Time Out is celebrating those making lasting change in the city's arts, civics, sustainability, food and drink, and community and culture sectors.
Time Out is profiling the incredible people who are shaping the future of Melbourne in this Future Shaper series. We have asked a panel of esteemed judges comprising Pat Nourse (artistic director, Melbourne Food and Wine Festival), Senator Lidia Thorpe (Greens Senator for Victoria), Simon Abrahams (creative director and CEO of Melbourne Fringe), Peter Tullin (co-founder and CEO of Remix Summits), Kate Vinot (chair of Zoos Victoria) and Claire Ferres Miles (CEO of Sustainability Victoria) to help us identify the people changing the future of Melbourne in the areas of food and drink; arts; community and culture; civics; and sustainability. In civics, two such people are Laura Thompson and Sarah Sheridan, founders of Clothing the Gaps.
You might be surprised to learn that Aboriginal-owned and led apparel brand Clothing the Gaps has only been operating for two years. The team has achieved such a staggering amount of success so quickly that co-founders Laura Thompson and Sarah Sheridan haven’t had a lot of time to reflect on it all.
“In some incredible way we’ve been able to make people feel like they belong, and that they’re allowed, and that they’re welcome,” says Gunditjmarra woman Thompson. “I think if you do all those things really well, you get what we’ve been able to create at Clothing the Gaps in such a short amount of time, [which is] an incredible amount of love for a brand. We continue to push boundaries. We rely a lot on instincts, and I think we’re brave in terms of putting things out into the world and just seeing how it goes.”

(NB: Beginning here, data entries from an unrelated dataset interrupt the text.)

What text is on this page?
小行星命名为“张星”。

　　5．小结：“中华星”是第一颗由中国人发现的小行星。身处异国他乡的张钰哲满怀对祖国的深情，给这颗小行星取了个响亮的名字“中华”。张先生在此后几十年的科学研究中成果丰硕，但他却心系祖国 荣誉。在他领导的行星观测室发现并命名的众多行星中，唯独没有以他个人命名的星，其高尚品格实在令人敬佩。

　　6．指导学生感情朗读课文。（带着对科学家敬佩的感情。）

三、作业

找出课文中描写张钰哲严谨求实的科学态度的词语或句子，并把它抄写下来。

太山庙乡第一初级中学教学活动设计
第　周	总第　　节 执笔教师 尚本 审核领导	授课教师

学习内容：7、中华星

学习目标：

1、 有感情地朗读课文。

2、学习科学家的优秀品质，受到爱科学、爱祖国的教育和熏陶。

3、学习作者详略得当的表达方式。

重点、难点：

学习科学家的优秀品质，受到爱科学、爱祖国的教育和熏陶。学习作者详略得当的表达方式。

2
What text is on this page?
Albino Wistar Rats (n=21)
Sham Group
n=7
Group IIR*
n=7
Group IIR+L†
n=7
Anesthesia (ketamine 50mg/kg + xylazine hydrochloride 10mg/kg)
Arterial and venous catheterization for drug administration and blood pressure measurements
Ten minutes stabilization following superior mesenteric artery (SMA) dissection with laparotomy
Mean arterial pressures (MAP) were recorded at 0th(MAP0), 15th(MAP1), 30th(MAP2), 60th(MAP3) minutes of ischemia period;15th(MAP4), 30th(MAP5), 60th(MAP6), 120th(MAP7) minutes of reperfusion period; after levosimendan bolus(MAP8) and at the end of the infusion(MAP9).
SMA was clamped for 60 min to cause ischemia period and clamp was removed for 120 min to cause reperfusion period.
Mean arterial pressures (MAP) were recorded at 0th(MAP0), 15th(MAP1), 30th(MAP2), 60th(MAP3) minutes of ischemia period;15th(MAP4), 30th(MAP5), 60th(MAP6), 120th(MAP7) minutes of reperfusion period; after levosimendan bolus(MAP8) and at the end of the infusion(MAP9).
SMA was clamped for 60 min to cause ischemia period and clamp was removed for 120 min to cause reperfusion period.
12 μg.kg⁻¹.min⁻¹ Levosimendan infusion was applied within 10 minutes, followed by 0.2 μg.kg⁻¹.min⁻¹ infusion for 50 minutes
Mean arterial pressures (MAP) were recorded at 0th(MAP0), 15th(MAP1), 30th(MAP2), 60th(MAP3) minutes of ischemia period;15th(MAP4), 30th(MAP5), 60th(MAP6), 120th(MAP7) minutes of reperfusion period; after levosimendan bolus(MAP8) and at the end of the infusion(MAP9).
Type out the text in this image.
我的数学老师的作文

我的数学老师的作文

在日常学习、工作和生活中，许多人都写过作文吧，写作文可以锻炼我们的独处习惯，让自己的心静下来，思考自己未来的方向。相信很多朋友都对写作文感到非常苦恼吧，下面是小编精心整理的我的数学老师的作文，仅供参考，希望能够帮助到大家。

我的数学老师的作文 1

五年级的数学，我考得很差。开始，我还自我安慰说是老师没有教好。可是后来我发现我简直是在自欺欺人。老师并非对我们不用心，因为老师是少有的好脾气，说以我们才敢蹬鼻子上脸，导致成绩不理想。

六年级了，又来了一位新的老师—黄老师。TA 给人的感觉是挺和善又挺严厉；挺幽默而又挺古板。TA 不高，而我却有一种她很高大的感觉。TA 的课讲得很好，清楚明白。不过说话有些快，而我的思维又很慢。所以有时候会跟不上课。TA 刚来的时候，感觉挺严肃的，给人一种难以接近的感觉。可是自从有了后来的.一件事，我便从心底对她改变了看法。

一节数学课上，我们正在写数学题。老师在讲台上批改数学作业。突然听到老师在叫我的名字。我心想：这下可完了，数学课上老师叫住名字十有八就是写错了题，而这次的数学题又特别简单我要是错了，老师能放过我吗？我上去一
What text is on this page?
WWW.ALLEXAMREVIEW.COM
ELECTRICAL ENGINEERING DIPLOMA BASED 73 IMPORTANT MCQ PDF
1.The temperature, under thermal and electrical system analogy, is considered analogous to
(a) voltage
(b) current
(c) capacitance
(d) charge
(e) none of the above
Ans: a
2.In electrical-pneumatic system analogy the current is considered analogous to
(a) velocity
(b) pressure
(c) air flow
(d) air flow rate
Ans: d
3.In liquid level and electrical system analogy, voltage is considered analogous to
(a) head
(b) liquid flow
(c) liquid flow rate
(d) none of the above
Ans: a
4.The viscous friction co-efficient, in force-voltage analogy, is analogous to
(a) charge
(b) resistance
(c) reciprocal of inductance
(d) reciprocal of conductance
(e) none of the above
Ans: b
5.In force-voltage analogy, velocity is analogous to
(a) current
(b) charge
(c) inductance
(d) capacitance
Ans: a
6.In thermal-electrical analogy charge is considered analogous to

You’ve likely already seen what Clothing the Gaps is putting out there. Maybe it's the ally-friendly “Always Was, Always Will Be” merchandise, or maybe you saw footy players sporting “Free the Flag” tees during the AFL’s Indigenous round. As Thompson puts it: “Lots of people buy their conversation starters from us.”
Thompson and Sheridan met while at the Victorian Aboriginal Health Service, moving on to create their health promotion arm Spark Health. The duo created merch items that celebrated and reinforced cultural identity and handed them out as incentives through the health program. “We kind of had this wild dream that maybe one day we’d be able to sell enough merch that it would support the rollout of the programs independent of government funding,” says Sheridan.
Soon, Spark Health rebranded as Clothing the Gap. Yes, without the 's'. The brand had to change its name recently following a legal dispute with mega US chain Gap, but Thompson says their supporters stuck with them through the challenge and showed an exceeding amount of support for the brand.
The decision meant changing websites, social media channels, branding and even its products (there’s still time to purchase original merch with the word ‘gap’). But Thompson and Sheridan didn't let it stall their momentum. “We didn’t really feel like we could let it be an issue because there were bigger issues that needed way more of our attention,” says Sheridan.
Currently, that issue is the Free the Flag campaign. Right now, the Aboriginal flag is under strict copyright, which means brands like Clothing the Gaps aren’t allowed to use it on their merchandise. In 2019, Clothing the Gaps received a cease and desist notice from non-Indigenous brand WAM Clothing, which holds an exclusive worldwide licensing agreement with the flag’s original designer, Harold Thomas, to reproduce the flag on clothing. Clothing the Gaps are currently lobbying to change the licensing agreement for the Aboriginal flag so it can be used for “pride, not profit”. To help the cause, you can sign the petition, rep some Free the Flag merch and write to your local member of parliament.
“Choosing to advocate when it’s convenient is not really useful,” says Sheridan. “We talk about it as being the height of privilege – choosing when to be inconvenienced about an issue. [Free the Flag] is an issue we’ve continued to work on for nearly two years now, it’s not going to go away. We need people to continue to add their voices to it and to [contact] their local MPs. Just because you've emailed once doesn't mean that you get to tick the box, and it's done and you've done your bit. Email them again, ask them what they’re actively doing to support it. Keep having the conversations.”
The merchandise that’s sold through Clothing the Gaps supports the brand’s other arm, the Clothing the Gaps Foundation. Drawing on Thompson and Sheridan’s past as health professionals, the foundation works to support the health of First Nations people through fitness initiatives like virtual fun runs and walk events.
“The forward-facing publicity of the brand allows us to reach more people than we ever expected we would,” says Thompson. “Brands have got an enormous amount of power, an enormous amount of leverage and leeway,” says Sheridan. “We don't have to wait for the adults to fix it. We've all got the power and the possibility to make noise and shake things up. The rules are out the window.”
“I think for me, the future is about how brands can use their platforms to create social change across the board, not just Clothing the Gaps, but every brand has a role to play in that,” says Thompson. “Brands have the biggest followers, the biggest reach, communities listen to them more – whether we should or not, people actually do. So [I want] businesses to take on that social responsibility.”